In the late 1930s Schoenberg reached yet another turning point. Since the experiments of the 1920s that led to his development of the 12-tone "system" of composition, Schoenberg had been applying his ideas to models drawn from earlier periods of Western music history. As his search progressed through the Baroque and Classical eras and into the Romantic, he found himself confronted with his own early style. This may be the reason he attempted to rework his Chamber Symphony No. 2, begun immediately after he had finished the Chamber Symphony No. 1, Op. 9, in July 1906, and set down in 1916.

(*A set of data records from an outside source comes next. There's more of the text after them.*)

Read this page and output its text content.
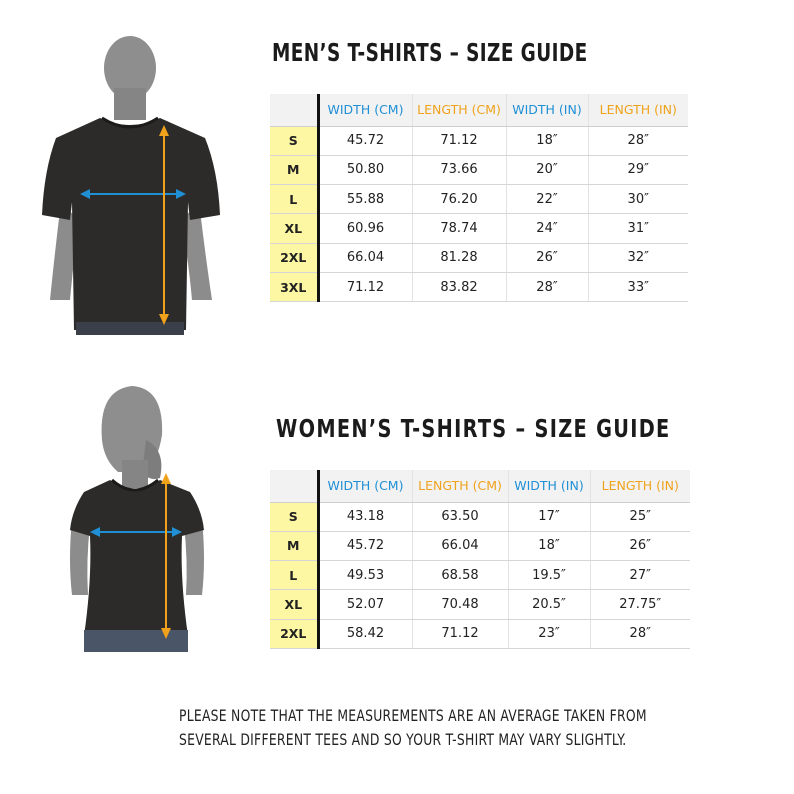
MEN’S T-SHIRTS – SIZE GUIDE
	WIDTH (CM)	LENGTH (CM)	WIDTH (IN)	LENGTH (IN)
S	45.72	71.12	18″	28″
M	50.80	73.66	20″	29″
L	55.88	76.20	22″	30″
XL	60.96	78.74	24″	31″
2XL	66.04	81.28	26″	32″
3XL	71.12	83.82	28″	33″
WOMEN’S T-SHIRTS – SIZE GUIDE
	WIDTH (CM)	LENGTH (CM)	WIDTH (IN)	LENGTH (IN)
S	43.18	63.50	17″	25″
M	45.72	66.04	18″	26″
L	49.53	68.58	19.5″	27″
XL	52.07	70.48	20.5″	27.75″
2XL	58.42	71.12	23″	28″
PLEASE NOTE THAT THE MEASUREMENTS ARE AN AVERAGE TAKEN FROM
SEVERAL DIFFERENT TEES AND SO YOUR T-SHIRT MAY VARY SLIGHTLY.
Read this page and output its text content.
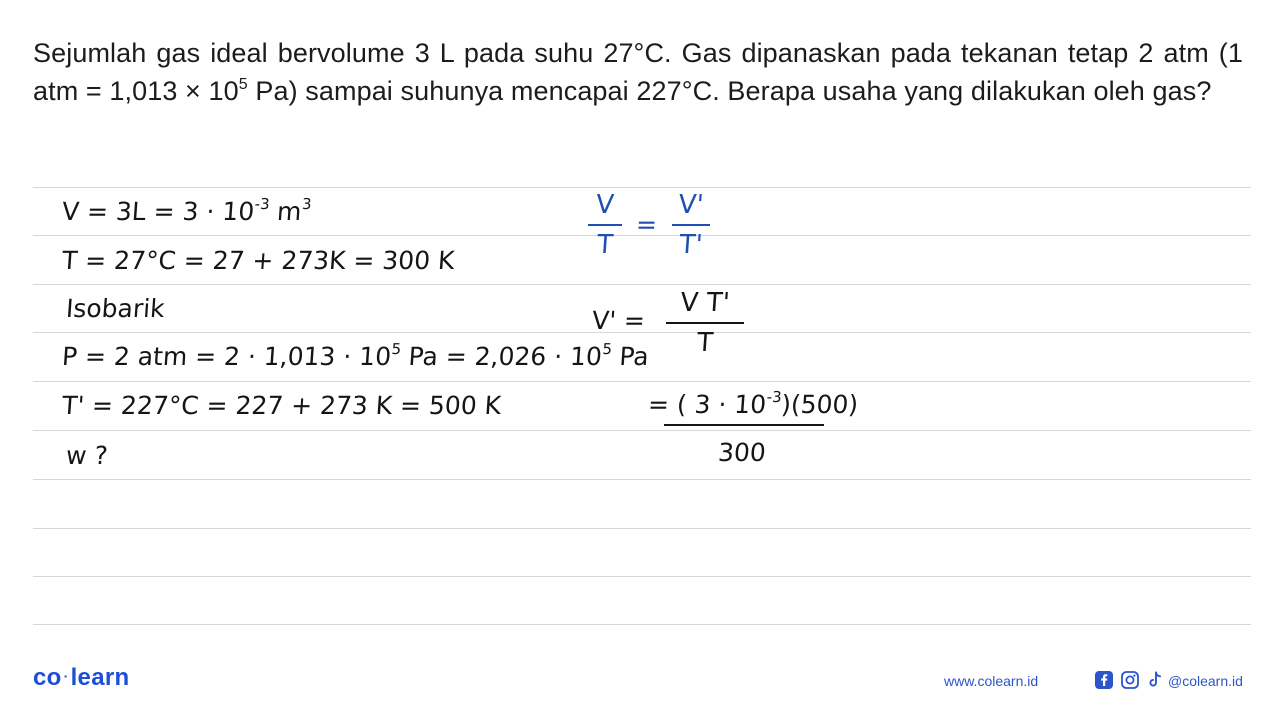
Sejumlah gas ideal bervolume 3 L pada suhu 27°C. Gas dipanaskan pada tekanan tetap 2 atm (1 atm = $1,013 \times 10^5$ Pa) sampai suhunya mencapai 227°C. Berapa usaha yang dilakukan oleh gas?
$V = 3L = 3 \cdot 10^{-3}$ $m^3$
T = 27°C = 27 + 273K = 300 K
Isobarik
P = 2 atm = $2 \cdot 1,013 \cdot 10^5$ $Pa = 2,026 \cdot 10^5$ Pa
T' = 227°C = 227 + 273 K = 500 K
w ?
V
T
=
V'
T'
V' =
V T'
T
= ( $3 \cdot 10^{-3})(500)$
300
co ·learn	www.colearn.id	@colearn.id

Described by Schoenberg himself as tonal in 1948, his Chamber Symphony No. 2 elicited an artistic "soul search." When he picked up the sketches for the work in 1938, he found he was not the same composer he had been in 1906. Schoenberg changed little of the first movement, but nearly half of the second was newly composed, and he added what he called a "third movement" that functions more as a coda to the second.

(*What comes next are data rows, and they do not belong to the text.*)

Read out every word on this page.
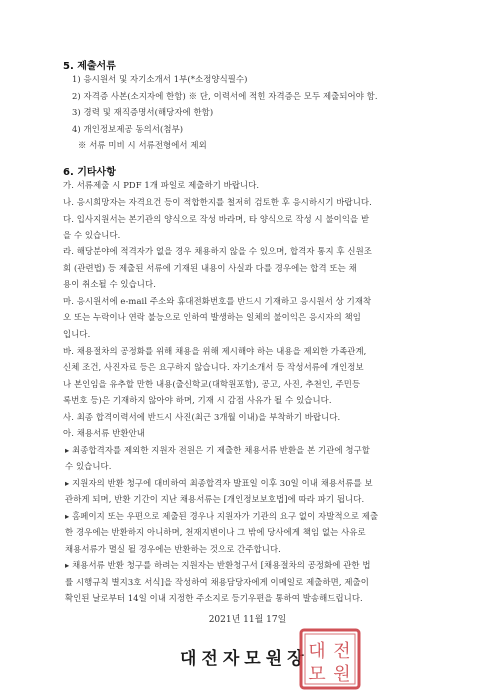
5. 제출서류
1) 응시원서 및 자기소개서 1부(*소정양식필수)
2) 자격증 사본(소지자에 한함) ※ 단, 이력서에 적힌 자격증은 모두 제출되어야 함.
3) 경력 및 재직증명서(해당자에 한함)
4) 개인정보제공 동의서(첨부)
※ 서류 미비 시 서류전형에서 제외
6. 기타사항
가. 서류제출 시 PDF 1개 파일로 제출하기 바랍니다.
나. 응시희망자는 자격요건 등이 적합한지를 철저히 검토한 후 응시하시기 바랍니다.
다. 입사지원서는 본기관의 양식으로 작성 바라며, 타 양식으로 작성 시 불이익을 받
을 수 있습니다.
라. 해당분야에 적격자가 없을 경우 채용하지 않을 수 있으며, 합격자 통지 후 신원조
회 (관련법) 등 제출된 서류에 기재된 내용이 사실과 다를 경우에는 합격 또는 채
용이 취소될 수 있습니다.
마. 응시원서에 e-mail 주소와 휴대전화번호를 반드시 기재하고 응시원서 상 기재착
오 또는 누락이나 연락 불능으로 인하여 발생하는 일체의 불이익은 응시자의 책임
입니다.
바. 채용절차의 공정화를 위해 채용을 위해 제시해야 하는 내용을 제외한 가족관계,
신체 조건, 사진자료 등은 요구하지 않습니다. 자기소개서 등 작성서류에 개인정보
나 본인임을 유추할 만한 내용(출신학교(대학원포함), 공고, 사진, 추천인, 주민등
록번호 등)은 기재하지 않아야 하며, 기재 시 감점 사유가 될 수 있습니다.
사. 최종 합격이력서에 반드시 사진(최근 3개월 이내)을 부착하기 바랍니다.
아. 채용서류 반환안내
▸ 최종합격자를 제외한 지원자 전원은 기 제출한 채용서류 반환을 본 기관에 청구할
수 있습니다.
▸ 지원자의 반환 청구에 대비하여 최종합격자 발표일 이후 30일 이내 채용서류를 보
관하게 되며, 반환 기간이 지난 채용서류는 [개인정보보호법]에 따라 파기 됩니다.
▸ 홈페이지 또는 우편으로 제출된 경우나 지원자가 기관의 요구 없이 자발적으로 제출
한 경우에는 반환하지 아니하며, 천재지변이나 그 밖에 당사에게 책임 없는 사유로
채용서류가 멸실 될 경우에는 반환하는 것으로 간주합니다.
▸ 채용서류 반환 청구를 하려는 지원자는 반환청구서 [채용절차의 공정화에 관한 법
률 시행규칙 별지3호 서식]을 작성하여 채용담당자에게 이메일로 제출하면, 제출이
확인된 날로부터 14일 이내 지정한 주소지로 등기우편을 통하여 발송해드립니다.
2021년 11월 17일
대전자모원장 대 전
모 원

After a hesitant introduction reminiscent of Verklärte Nacht, a rising string theme begins immediate development, the increased tension reaching a climax culminating in silence. Low strings enter under a flute playing an inversion of the string theme before cellos begin a new theme, which is taken up by trumpet and clarinet. The piece continues with extended development of this material, featuring a Mahlerian tendency for a melody or figure to begin in one instrument and move to another. Harmonies tend to move by step, often with all parts moving in parallel. The close of the movement revisits the earlier themes, although re-orchestrated and at a slower tempo. The rambunctious second movement, marked con fuoco, shows the influence of Schoenberg's work since 1906. Seemingly unrelated elements occur simultaneously, and the total fabric of the composition is much thicker than that of the first movement. A more aggressive overall atmosphere includes pizzicato passages and sharp brass attacks, and the orchestration in general is more representative of later Schoenberg. The slow coda takes up some of the material from the opening, while chords built on fourths make up a large part of a tonal scheme that, again, features harmonies that move by step.

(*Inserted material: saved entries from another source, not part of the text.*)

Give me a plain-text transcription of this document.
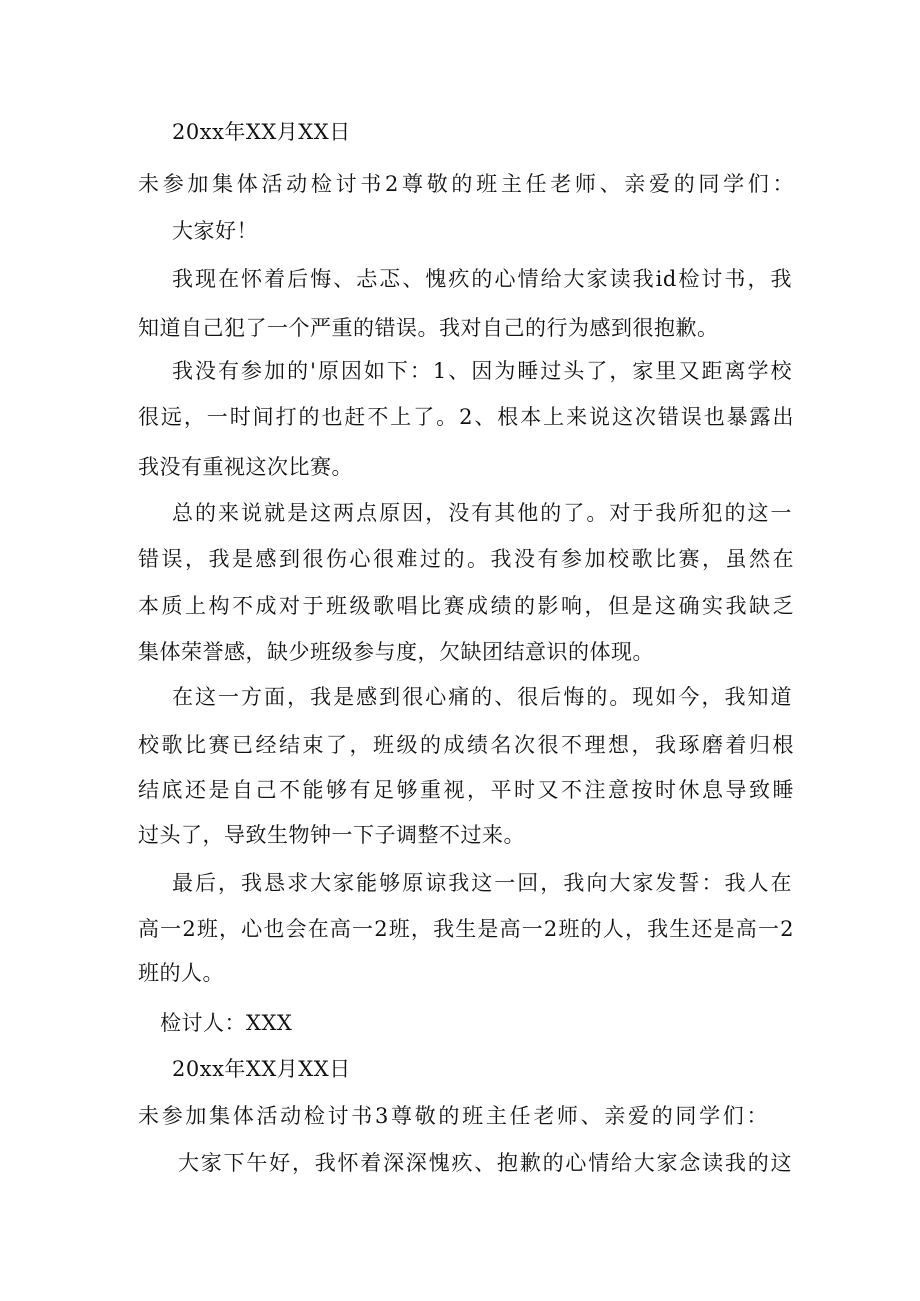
20xx年XX月XX日
未参加集体活动检讨书2尊敬的班主任老师、亲爱的同学们：
大家好！
我现在怀着后悔、忐忑、愧疚的心情给大家读我id检讨书，我
知道自己犯了一个严重的错误。我对自己的行为感到很抱歉。
我没有参加的'原因如下：1、因为睡过头了，家里又距离学校
很远，一时间打的也赶不上了。2、根本上来说这次错误也暴露出
我没有重视这次比赛。
总的来说就是这两点原因，没有其他的了。对于我所犯的这一
错误，我是感到很伤心很难过的。我没有参加校歌比赛，虽然在
本质上构不成对于班级歌唱比赛成绩的影响，但是这确实我缺乏
集体荣誉感，缺少班级参与度，欠缺团结意识的体现。
在这一方面，我是感到很心痛的、很后悔的。现如今，我知道
校歌比赛已经结束了，班级的成绩名次很不理想，我琢磨着归根
结底还是自己不能够有足够重视，平时又不注意按时休息导致睡
过头了，导致生物钟一下子调整不过来。
最后，我恳求大家能够原谅我这一回，我向大家发誓：我人在
高一2班，心也会在高一2班，我生是高一2班的人，我生还是高一2
班的人。
检讨人：XXX
20xx年XX月XX日
未参加集体活动检讨书3尊敬的班主任老师、亲爱的同学们：
大家下午好，我怀着深深愧疚、抱歉的心情给大家念读我的这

Fritz Stiedry conducted the premiere of the Chamber Symphony No. 2 in New York on December 15, 1940. Stiedry had known Schoenberg since October 1924 when he conducted the premiere of Schoenberg's Die glückliche Hand in Vienna. It is possible that Stiedry urged Schoenberg to complete his Chamber Symphony No. 2, for there exists correspondence from the composer to the conductor relating his progress on the work.